EXHIBIT 10.74
AMENDMENT NUMBER FOUR TO
SECURED CONVERTIBLE PROMISSORY NOTE
THIS AMENDMENT NUMBER FOUR TO SECURED CONVERTIBLE PROMISSORY NOTE
(this
"AMENDMENT") is made and
entered into as of the 26th day of September, 2004, by
and between BRILLIANT DIGITAL
ENTERTAINMENT,
INC., a Delaware
corporation (the
"BORROWER"), and ___________
("HOLDER").
RECITALS
A. The
Company
has issued in favor of Holder a Secured
Convertible Promissory Note, dated as of December 19,
2001, in the original
principal amount of $______ which note has been amended by that certain
Amendment No.
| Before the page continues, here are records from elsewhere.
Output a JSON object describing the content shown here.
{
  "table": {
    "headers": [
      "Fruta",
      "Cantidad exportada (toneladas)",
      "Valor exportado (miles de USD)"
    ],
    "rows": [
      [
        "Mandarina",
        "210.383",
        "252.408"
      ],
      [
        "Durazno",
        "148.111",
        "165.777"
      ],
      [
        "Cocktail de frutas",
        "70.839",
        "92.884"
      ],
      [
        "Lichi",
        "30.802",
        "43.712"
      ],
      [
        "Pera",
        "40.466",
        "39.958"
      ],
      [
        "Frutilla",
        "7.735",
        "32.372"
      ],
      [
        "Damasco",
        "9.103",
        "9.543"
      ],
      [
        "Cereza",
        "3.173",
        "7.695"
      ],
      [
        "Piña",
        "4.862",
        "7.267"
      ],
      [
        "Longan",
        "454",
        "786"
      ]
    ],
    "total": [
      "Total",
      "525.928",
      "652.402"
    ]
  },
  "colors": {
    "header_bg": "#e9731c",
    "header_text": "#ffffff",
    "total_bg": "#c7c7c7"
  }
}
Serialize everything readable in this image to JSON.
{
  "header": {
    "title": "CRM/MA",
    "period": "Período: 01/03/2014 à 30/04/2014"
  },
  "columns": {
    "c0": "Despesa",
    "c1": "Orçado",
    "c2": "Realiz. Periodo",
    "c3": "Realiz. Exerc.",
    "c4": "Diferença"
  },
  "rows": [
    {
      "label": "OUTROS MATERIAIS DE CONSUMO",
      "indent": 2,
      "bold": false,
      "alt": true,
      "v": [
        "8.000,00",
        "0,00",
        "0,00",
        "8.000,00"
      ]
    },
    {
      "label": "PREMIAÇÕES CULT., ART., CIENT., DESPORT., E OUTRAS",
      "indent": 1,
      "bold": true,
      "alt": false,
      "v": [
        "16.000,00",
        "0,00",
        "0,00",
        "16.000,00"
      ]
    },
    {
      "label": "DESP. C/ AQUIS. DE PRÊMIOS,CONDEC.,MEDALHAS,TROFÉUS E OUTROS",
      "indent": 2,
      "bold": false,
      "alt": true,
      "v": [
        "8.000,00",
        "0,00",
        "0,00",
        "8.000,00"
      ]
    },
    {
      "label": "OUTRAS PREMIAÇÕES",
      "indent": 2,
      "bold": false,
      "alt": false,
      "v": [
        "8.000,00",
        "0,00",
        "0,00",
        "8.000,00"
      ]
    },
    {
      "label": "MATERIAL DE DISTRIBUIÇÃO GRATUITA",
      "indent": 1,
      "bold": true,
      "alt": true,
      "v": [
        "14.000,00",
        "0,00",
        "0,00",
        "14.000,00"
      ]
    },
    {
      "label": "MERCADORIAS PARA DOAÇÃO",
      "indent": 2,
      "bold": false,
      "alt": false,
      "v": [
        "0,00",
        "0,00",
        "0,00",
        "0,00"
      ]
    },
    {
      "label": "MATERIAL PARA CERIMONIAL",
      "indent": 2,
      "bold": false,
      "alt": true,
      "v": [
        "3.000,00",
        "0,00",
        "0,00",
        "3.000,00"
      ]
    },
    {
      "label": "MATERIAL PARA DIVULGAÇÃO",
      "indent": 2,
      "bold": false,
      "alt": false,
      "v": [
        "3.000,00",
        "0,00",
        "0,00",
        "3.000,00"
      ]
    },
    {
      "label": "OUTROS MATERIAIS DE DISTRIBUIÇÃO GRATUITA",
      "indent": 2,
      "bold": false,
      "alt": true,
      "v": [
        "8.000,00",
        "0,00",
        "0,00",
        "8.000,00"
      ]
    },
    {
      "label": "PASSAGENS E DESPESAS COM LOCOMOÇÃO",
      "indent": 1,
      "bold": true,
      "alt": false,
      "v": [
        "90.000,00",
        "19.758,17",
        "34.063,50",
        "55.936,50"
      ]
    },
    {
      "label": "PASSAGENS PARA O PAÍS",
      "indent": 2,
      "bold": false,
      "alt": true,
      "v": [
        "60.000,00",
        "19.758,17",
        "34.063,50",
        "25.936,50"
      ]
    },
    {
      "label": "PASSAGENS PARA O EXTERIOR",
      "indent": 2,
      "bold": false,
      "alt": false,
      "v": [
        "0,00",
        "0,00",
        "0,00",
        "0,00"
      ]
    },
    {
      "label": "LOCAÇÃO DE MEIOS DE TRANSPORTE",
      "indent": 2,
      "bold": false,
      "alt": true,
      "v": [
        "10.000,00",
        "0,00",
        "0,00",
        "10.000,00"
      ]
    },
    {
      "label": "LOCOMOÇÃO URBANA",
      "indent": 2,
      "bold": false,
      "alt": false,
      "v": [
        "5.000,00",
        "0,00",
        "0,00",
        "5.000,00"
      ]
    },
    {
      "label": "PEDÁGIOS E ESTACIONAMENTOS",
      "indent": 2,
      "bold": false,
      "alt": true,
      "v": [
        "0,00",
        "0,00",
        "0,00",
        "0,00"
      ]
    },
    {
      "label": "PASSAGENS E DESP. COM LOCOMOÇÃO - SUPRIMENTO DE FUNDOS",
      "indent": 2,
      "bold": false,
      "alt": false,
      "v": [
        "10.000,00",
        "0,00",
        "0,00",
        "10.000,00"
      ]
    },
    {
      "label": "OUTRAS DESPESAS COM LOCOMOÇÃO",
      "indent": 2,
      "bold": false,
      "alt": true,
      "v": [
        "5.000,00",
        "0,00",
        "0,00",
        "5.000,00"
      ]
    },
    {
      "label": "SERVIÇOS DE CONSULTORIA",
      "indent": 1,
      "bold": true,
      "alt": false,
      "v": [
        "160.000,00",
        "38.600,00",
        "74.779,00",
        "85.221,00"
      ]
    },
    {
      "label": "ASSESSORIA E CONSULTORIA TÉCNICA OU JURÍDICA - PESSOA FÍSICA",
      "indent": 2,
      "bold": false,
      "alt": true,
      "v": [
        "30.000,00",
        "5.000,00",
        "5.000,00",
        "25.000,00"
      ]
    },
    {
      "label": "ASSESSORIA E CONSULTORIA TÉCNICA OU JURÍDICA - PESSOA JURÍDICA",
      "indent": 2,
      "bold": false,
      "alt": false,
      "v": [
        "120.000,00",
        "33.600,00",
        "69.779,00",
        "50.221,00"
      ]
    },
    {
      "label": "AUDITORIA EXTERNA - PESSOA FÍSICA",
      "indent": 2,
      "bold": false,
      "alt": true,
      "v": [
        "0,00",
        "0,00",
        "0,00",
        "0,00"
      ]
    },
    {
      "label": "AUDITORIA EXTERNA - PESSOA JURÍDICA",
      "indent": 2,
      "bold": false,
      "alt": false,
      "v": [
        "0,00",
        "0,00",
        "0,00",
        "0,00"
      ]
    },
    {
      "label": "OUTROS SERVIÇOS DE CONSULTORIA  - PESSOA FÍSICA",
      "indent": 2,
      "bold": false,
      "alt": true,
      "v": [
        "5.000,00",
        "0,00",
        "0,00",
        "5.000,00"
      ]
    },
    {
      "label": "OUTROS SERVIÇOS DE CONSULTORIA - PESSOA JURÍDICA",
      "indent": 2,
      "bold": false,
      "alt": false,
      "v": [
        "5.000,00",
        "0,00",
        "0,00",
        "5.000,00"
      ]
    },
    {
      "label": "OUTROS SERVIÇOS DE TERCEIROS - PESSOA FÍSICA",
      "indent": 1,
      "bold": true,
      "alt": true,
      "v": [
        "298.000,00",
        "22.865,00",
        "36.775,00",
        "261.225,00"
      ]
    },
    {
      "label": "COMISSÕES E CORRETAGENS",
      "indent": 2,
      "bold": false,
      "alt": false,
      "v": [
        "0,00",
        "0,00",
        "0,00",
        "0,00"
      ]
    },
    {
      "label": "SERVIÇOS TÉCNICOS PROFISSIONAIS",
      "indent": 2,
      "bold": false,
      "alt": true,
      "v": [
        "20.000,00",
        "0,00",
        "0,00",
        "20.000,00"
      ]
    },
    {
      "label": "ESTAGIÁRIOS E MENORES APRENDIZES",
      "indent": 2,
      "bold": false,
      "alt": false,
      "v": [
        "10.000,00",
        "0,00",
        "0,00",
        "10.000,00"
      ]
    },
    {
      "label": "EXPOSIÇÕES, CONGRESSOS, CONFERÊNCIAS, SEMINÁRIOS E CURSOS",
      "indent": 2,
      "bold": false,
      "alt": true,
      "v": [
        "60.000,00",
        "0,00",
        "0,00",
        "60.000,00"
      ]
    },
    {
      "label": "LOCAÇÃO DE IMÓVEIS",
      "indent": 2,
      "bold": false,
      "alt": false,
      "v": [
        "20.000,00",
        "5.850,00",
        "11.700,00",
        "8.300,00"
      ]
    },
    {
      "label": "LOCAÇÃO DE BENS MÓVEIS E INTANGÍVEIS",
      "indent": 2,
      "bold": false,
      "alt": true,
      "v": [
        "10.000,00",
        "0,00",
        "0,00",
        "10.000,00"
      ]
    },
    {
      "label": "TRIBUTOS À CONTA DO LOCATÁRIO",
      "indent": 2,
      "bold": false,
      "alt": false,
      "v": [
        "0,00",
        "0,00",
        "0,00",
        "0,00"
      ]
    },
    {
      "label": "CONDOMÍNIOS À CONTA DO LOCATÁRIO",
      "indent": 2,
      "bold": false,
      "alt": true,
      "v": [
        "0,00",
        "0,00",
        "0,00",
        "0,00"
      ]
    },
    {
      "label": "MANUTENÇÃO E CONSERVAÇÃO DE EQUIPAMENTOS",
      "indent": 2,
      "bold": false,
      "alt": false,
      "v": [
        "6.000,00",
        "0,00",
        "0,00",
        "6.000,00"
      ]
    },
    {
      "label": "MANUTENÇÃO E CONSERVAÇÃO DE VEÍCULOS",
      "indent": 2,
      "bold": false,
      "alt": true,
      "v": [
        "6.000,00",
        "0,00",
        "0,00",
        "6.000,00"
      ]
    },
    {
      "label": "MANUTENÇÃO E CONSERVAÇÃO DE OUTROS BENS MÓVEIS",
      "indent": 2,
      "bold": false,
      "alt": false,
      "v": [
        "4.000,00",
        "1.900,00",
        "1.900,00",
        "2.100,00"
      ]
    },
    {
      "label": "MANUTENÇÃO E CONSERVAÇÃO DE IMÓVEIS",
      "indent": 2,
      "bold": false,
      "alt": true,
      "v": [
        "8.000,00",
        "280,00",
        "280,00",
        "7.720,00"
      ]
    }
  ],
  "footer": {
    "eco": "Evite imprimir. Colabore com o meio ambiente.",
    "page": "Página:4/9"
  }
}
One to Secured
Convertible Promissory Note, dated as of October 4,
2002, that certain
Amendment Number Two
to Secured Promissory
Note dated as of
December 31, 2003, and that
certain Amendment No.
Three to Secured
Convertible
Promissory Note, dated as of March 30, 2004 (as amended, the "CONVERTIBLE
NOTE").
B. The
Parties are delivering
this Amendment pursuant to that
certain Letter Agreement,
dated as of September 26, 2004.
C. The
Company and
Borrower each desire to further amend the
Convertible Note to change
the Maturity Date as provided herein.
AGREEMENT
NOW, THEREFORE,
in consideration of the foregoing and for good
and
valuable consideration, the receipt and sufficiency of which are hereby
acknowledged, Borrower and
Holder hereby agree as follows:
1.
DEFINITIONS.
Capitalized terms used
herein and not
defined
herein shall have the meanings given such terms in the Convertible Note.